De acordo com dados do IBGE (Instituto Brasileiro
de Geografia e Estatística), o Brasil registrou mais de 440 mil divórcios em
2023, alta de 4,9% em relação ao ano anterior. Em um cenário com tantas
rupturas, entender como proteger a saúde emocional das crianças se torna ainda
mais importante, aponta Rafaela.
Conflitos e afastamento são os
principais vilões
A psicóloga perinatal explica que o maior risco
ocorre quando há afastamento de um dos pais, alienação parental ou conflitos
constantes que envolvem os filhos. Ela também pontua que o impacto no
desenvolvimento infantil não é causado pela separação em si, mas sim pela forma
como ela é conduzida.
“Se a criança deixa de ver um
dos genitores ou é colocada no meio das brigas, isso sim pode afetar sua saúde
mental.
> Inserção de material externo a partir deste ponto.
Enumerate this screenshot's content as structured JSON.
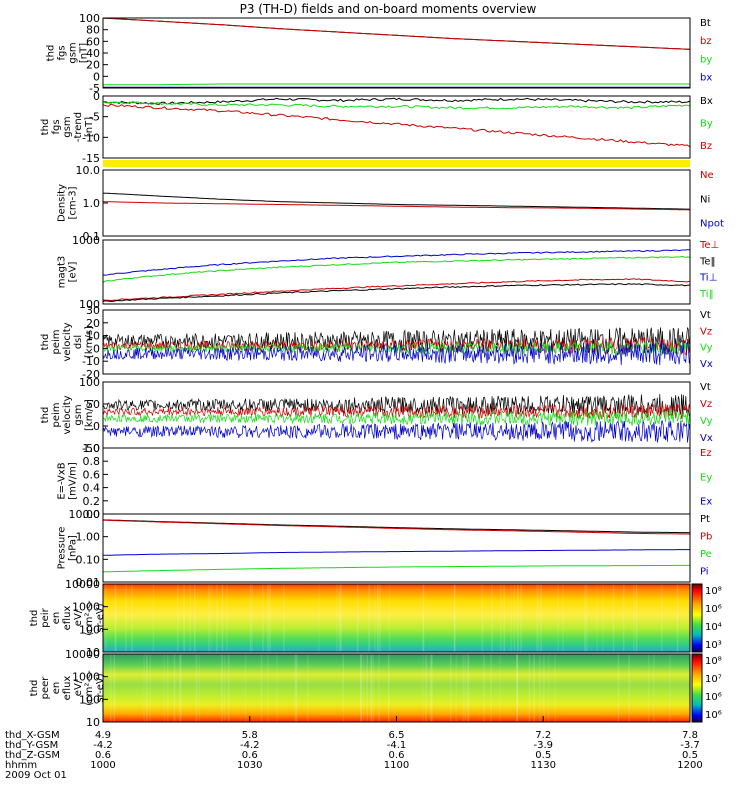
{
  "title": "P3 (TH-D) fields and on-board moments overview",
  "date": "2009 Oct 01",
  "colors": {
    "black": "#000000",
    "red": "#cc0000",
    "green": "#11dd11",
    "blue": "#0000cc",
    "yellow": "#ffee00"
  },
  "chart_data": [
    {
      "type": "line",
      "id": "fgs-gsm",
      "ylabel": [
        "thd",
        "fgs",
        "gsm",
        "[nT]"
      ],
      "ticks": [
        "100",
        "80",
        "60",
        "40",
        "20",
        "0",
        "-5"
      ],
      "ylim": [
        -5,
        100
      ],
      "legend": [
        "Bt",
        "bz",
        "by",
        "bx"
      ],
      "series": [
        {
          "name": "Bt",
          "color": "black",
          "values": [
            100,
            95,
            90,
            84,
            79,
            74,
            69,
            65,
            61,
            57,
            53
          ]
        },
        {
          "name": "bz",
          "color": "red",
          "values": [
            100,
            95,
            90,
            84,
            79,
            74,
            69,
            65,
            61,
            57,
            53
          ]
        },
        {
          "name": "by",
          "color": "green",
          "values": [
            0,
            0,
            1,
            1,
            1,
            1,
            1,
            1,
            1,
            1,
            1
          ]
        },
        {
          "name": "bx",
          "color": "blue",
          "values": [
            -4,
            -4,
            -4,
            -4,
            -4,
            -4,
            -4,
            -4,
            -4,
            -4,
            -4
          ]
        }
      ]
    },
    {
      "type": "line",
      "id": "fgs-gsm-dtrend",
      "ylabel": [
        "thd",
        "fgs",
        "gsm",
        "-trend",
        "[nT]"
      ],
      "ticks": [
        "0",
        "-5",
        "-10",
        "-15"
      ],
      "ylim": [
        -18,
        3
      ],
      "legend": [
        "Bx",
        "By",
        "Bz"
      ],
      "series": [
        {
          "name": "Bx",
          "color": "black",
          "values": [
            1,
            0.5,
            1,
            2,
            1.5,
            2,
            1.5,
            2,
            1.5,
            1,
            1
          ]
        },
        {
          "name": "By",
          "color": "green",
          "values": [
            1,
            0.5,
            0,
            0,
            -0.5,
            -0.5,
            -1,
            -1,
            -0.5,
            -1,
            0
          ]
        },
        {
          "name": "Bz",
          "color": "red",
          "values": [
            0,
            -1,
            -2,
            -3.5,
            -5,
            -6.5,
            -8,
            -9.5,
            -11,
            -12.5,
            -14
          ]
        }
      ]
    },
    {
      "type": "line",
      "id": "density",
      "scale": "log",
      "ylabel": [
        "Density",
        "[cm-3]"
      ],
      "ticks": [
        "10.0",
        "1.0",
        "0.1"
      ],
      "ylim": [
        0.1,
        10
      ],
      "legend": [
        "Ne",
        "Ni",
        "Npot"
      ],
      "series": [
        {
          "name": "Ni",
          "color": "black",
          "values": [
            2.0,
            1.6,
            1.3,
            1.1,
            1.0,
            0.9,
            0.85,
            0.8,
            0.75,
            0.7,
            0.65
          ]
        },
        {
          "name": "Ne",
          "color": "red",
          "values": [
            1.1,
            1.0,
            0.95,
            0.9,
            0.85,
            0.8,
            0.75,
            0.72,
            0.7,
            0.66,
            0.62
          ]
        }
      ]
    },
    {
      "type": "line",
      "id": "temperature",
      "scale": "log",
      "ylabel": [
        "magt3",
        "[eV]"
      ],
      "ticks": [
        "1000",
        "100"
      ],
      "ylim": [
        100,
        10000
      ],
      "legend": [
        "Te⊥",
        "Te‖",
        "Ti⊥",
        "Ti‖"
      ],
      "series": [
        {
          "name": "Ti⊥",
          "color": "blue",
          "values": [
            800,
            1200,
            1700,
            2200,
            2700,
            3100,
            3500,
            3900,
            4200,
            4500,
            4800
          ]
        },
        {
          "name": "Ti‖",
          "color": "green",
          "values": [
            500,
            800,
            1100,
            1400,
            1700,
            2000,
            2200,
            2400,
            2600,
            2800,
            3000
          ]
        },
        {
          "name": "Te⊥",
          "color": "red",
          "values": [
            130,
            160,
            200,
            250,
            310,
            370,
            430,
            500,
            560,
            600,
            500
          ]
        },
        {
          "name": "Te‖",
          "color": "black",
          "values": [
            120,
            150,
            180,
            220,
            260,
            300,
            340,
            380,
            400,
            420,
            380
          ]
        }
      ]
    },
    {
      "type": "line",
      "id": "peim-velocity-dsl",
      "ylabel": [
        "thd",
        "peim",
        "velocity",
        "dsl",
        "[km/s]"
      ],
      "ticks": [
        "30",
        "20",
        "10",
        "0",
        "-10",
        "-20"
      ],
      "ylim": [
        -20,
        30
      ],
      "legend": [
        "Vt",
        "Vz",
        "Vy",
        "Vx"
      ],
      "series": [
        {
          "name": "Vt",
          "color": "black",
          "center": 6,
          "spread": 8
        },
        {
          "name": "Vz",
          "color": "red",
          "center": 2,
          "spread": 5
        },
        {
          "name": "Vy",
          "color": "green",
          "center": 0,
          "spread": 4
        },
        {
          "name": "Vx",
          "color": "blue",
          "center": -4,
          "spread": 7
        }
      ]
    },
    {
      "type": "line",
      "id": "peim-velocity-gsm",
      "ylabel": [
        "thd",
        "peim",
        "velocity",
        "gsm",
        "[km/s]"
      ],
      "ticks": [
        "100",
        "50",
        "0",
        "-50"
      ],
      "ylim": [
        -75,
        125
      ],
      "legend": [
        "Vt",
        "Vz",
        "Vy",
        "Vx"
      ],
      "series": [
        {
          "name": "Vt",
          "color": "black",
          "center": 55,
          "spread": 25
        },
        {
          "name": "Vz",
          "color": "red",
          "center": 35,
          "spread": 18
        },
        {
          "name": "Vy",
          "color": "green",
          "center": 15,
          "spread": 18
        },
        {
          "name": "Vx",
          "color": "blue",
          "center": -25,
          "spread": 25
        }
      ]
    },
    {
      "type": "line",
      "id": "e-vxb",
      "ylabel": [
        "E=-VxB",
        "[mV/m]"
      ],
      "ticks": [
        "1.0",
        "0.8",
        "0.6",
        "0.4",
        "0.2",
        "0.0"
      ],
      "ylim": [
        0,
        1
      ],
      "legend": [
        "Ez",
        "Ey",
        "Ex"
      ],
      "series": []
    },
    {
      "type": "line",
      "id": "pressure",
      "scale": "log",
      "ylabel": [
        "Pressure",
        "[nPa]"
      ],
      "ticks": [
        "10.00",
        "1.00",
        "0.10",
        "0.01"
      ],
      "ylim": [
        0.01,
        10
      ],
      "legend": [
        "Pt",
        "Pb",
        "Pe",
        "Pi"
      ],
      "series": [
        {
          "name": "Pt",
          "color": "black",
          "values": [
            5.5,
            4.6,
            3.9,
            3.3,
            2.9,
            2.5,
            2.2,
            2.0,
            1.8,
            1.6,
            1.5
          ]
        },
        {
          "name": "Pb",
          "color": "red",
          "values": [
            5.3,
            4.4,
            3.7,
            3.1,
            2.7,
            2.3,
            2.0,
            1.8,
            1.6,
            1.4,
            1.3
          ]
        },
        {
          "name": "Pi",
          "color": "blue",
          "values": [
            0.15,
            0.17,
            0.18,
            0.2,
            0.21,
            0.22,
            0.23,
            0.24,
            0.25,
            0.26,
            0.27
          ]
        },
        {
          "name": "Pe",
          "color": "green",
          "values": [
            0.028,
            0.032,
            0.036,
            0.04,
            0.043,
            0.046,
            0.048,
            0.05,
            0.052,
            0.053,
            0.054
          ]
        }
      ]
    },
    {
      "type": "heatmap",
      "id": "peir-en-eflux",
      "ylabel": [
        "thd",
        "peir",
        "en",
        "eflux",
        "eV/",
        "(cm²-s-",
        "sr-eV)"
      ],
      "ticks": [
        "10000",
        "1000",
        "100",
        "10"
      ],
      "colorbar_ticks": [
        "10⁸",
        "10⁶",
        "10⁴",
        "10³"
      ]
    },
    {
      "type": "heatmap",
      "id": "peer-en-eflux",
      "ylabel": [
        "thd",
        "peer",
        "en",
        "eflux",
        "eV/",
        "(cm²-s-",
        "sr-eV)"
      ],
      "ticks": [
        "10000",
        "1000",
        "100",
        "10"
      ],
      "colorbar_ticks": [
        "10⁸",
        "10⁷",
        "10⁶",
        "10⁶"
      ]
    }
  ],
  "x_axis": {
    "row_labels": [
      "thd_X-GSM",
      "thd_Y-GSM",
      "thd_Z-GSM",
      "hhmm",
      "2009 Oct 01"
    ],
    "columns": [
      [
        "4.9",
        "-4.2",
        "0.6",
        "1000"
      ],
      [
        "5.8",
        "-4.2",
        "0.6",
        "1030"
      ],
      [
        "6.5",
        "-4.1",
        "0.6",
        "1100"
      ],
      [
        "7.2",
        "-3.9",
        "0.5",
        "1130"
      ],
      [
        "7.8",
        "-3.7",
        "0.5",
        "1200"
      ]
    ]
  }
}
O que acaba é a relação de casal, mas o amor pelos filhos continua. A
separação precisa ser entre os dois adultos, não entre pais e filhos”, alerta.
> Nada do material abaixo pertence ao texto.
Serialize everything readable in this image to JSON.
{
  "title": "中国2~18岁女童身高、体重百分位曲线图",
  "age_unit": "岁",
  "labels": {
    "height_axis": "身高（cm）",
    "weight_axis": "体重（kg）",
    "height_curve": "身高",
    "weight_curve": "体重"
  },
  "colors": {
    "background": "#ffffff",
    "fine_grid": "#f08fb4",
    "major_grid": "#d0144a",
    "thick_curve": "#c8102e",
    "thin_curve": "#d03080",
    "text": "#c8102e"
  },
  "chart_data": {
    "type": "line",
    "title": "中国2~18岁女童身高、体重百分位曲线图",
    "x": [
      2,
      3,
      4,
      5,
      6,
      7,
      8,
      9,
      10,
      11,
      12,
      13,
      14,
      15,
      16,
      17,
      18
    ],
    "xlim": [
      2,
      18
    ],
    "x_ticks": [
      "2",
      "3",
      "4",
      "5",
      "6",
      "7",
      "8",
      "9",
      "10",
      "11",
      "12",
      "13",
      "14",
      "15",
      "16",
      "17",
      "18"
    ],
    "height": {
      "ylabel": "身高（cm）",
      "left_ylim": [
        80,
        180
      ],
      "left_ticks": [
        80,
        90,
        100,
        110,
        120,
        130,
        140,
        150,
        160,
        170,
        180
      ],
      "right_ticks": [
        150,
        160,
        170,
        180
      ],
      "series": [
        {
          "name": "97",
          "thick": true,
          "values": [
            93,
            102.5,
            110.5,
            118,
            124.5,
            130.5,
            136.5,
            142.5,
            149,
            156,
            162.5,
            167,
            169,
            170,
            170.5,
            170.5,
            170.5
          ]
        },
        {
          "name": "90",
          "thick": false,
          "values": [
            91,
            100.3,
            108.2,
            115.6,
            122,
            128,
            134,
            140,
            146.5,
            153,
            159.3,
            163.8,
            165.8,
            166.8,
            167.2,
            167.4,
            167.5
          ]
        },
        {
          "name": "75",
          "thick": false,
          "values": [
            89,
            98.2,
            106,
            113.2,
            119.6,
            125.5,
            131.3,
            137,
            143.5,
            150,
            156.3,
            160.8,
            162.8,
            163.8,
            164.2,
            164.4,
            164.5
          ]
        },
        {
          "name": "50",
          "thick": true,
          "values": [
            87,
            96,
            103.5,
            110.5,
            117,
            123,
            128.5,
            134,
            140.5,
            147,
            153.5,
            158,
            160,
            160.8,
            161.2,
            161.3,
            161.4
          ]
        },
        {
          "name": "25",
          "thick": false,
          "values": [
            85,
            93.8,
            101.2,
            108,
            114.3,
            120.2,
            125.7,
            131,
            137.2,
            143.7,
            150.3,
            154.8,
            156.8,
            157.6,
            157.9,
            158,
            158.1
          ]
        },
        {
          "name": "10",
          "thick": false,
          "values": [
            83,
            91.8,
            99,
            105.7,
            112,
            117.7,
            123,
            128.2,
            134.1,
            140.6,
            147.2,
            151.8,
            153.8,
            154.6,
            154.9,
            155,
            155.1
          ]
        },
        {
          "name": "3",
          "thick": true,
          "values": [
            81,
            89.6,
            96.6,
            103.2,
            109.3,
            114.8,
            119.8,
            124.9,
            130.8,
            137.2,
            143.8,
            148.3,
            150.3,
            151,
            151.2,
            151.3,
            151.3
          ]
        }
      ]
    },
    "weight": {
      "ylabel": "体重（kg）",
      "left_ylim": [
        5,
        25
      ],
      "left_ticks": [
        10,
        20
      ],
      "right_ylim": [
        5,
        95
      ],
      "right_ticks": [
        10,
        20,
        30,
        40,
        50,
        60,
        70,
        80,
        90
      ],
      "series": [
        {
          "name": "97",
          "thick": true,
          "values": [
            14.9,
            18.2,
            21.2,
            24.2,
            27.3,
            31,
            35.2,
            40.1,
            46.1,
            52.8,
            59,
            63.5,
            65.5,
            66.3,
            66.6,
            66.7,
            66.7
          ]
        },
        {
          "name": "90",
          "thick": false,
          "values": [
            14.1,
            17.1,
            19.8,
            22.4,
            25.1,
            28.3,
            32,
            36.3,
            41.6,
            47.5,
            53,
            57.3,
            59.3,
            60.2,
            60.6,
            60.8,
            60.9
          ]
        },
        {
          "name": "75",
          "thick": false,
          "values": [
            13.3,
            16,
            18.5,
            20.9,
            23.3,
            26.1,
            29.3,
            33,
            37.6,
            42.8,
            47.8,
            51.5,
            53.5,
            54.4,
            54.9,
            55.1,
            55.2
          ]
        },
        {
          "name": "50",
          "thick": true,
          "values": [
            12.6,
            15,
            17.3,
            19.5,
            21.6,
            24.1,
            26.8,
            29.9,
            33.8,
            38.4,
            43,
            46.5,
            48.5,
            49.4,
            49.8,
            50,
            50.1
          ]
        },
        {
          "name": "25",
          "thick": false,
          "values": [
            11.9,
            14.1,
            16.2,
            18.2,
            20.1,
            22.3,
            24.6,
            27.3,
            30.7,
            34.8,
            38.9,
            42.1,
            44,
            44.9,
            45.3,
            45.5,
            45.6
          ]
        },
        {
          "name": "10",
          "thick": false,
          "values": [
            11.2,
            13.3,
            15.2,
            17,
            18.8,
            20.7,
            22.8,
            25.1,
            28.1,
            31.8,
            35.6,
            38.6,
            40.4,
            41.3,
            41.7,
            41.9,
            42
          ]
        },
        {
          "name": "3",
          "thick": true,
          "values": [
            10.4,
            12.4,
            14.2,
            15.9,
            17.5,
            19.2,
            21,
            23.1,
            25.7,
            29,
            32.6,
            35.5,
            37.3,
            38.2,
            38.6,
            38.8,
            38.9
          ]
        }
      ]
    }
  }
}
Ela lembra que, nas últimas décadas, principalmente
nos anos 1990 e 2000, muitas crianças cresceram em meio a separações mal
resolvidas, com brigas intensas e pouco preparo emocional dos pais. O resultado
foi uma geração marcada por inseguranças, dúvidas sobre o afeto parental e
ausência de convivência com um dos genitores.
Atitudes que podem prejudicar
as crianças
Entre os comportamentos mais prejudiciais para os
filhos estão:
- Falar
mal do(a) ex-parceiro(a) para a criança
- Disputas
pela guarda com intenção de ferir o outro
- Reduzir
o contato da criança com um dos pais sem justificativa
- Usar
a criança como “mensageira” entre os adultos
Por outro lado, separações saudáveis, com guarda
compartilhada e respeito mútuo, podem preservar o bem-estar da criança. “O ideal é
que a criança continue convivendo com ambos os pais com frequência, sentindo-se
amada e segura”, diz Rafaela.
Como saber se a criança está
sofrendo?
De acordo com a especialista, crianças pequenas
também sofrem com o afastamento, mas expressam isso de forma diferente.
Mudanças de comportamento são o principal sinal de alerta. Tristeza
persistente, regressões, irritabilidade e recusa em conviver com um dos
genitores podem indicar sofrimento emocional.
“A criança pode não dizer com
palavras, mas sente. Ela percebe a ausência, se pergunta por que não vê mais
aquele pai ou mãe. Isso precisa ser acolhido com cuidado. Nesses casos de mudanças
significativas, o apoio psicológico pode fazer toda a diferença”, conclui.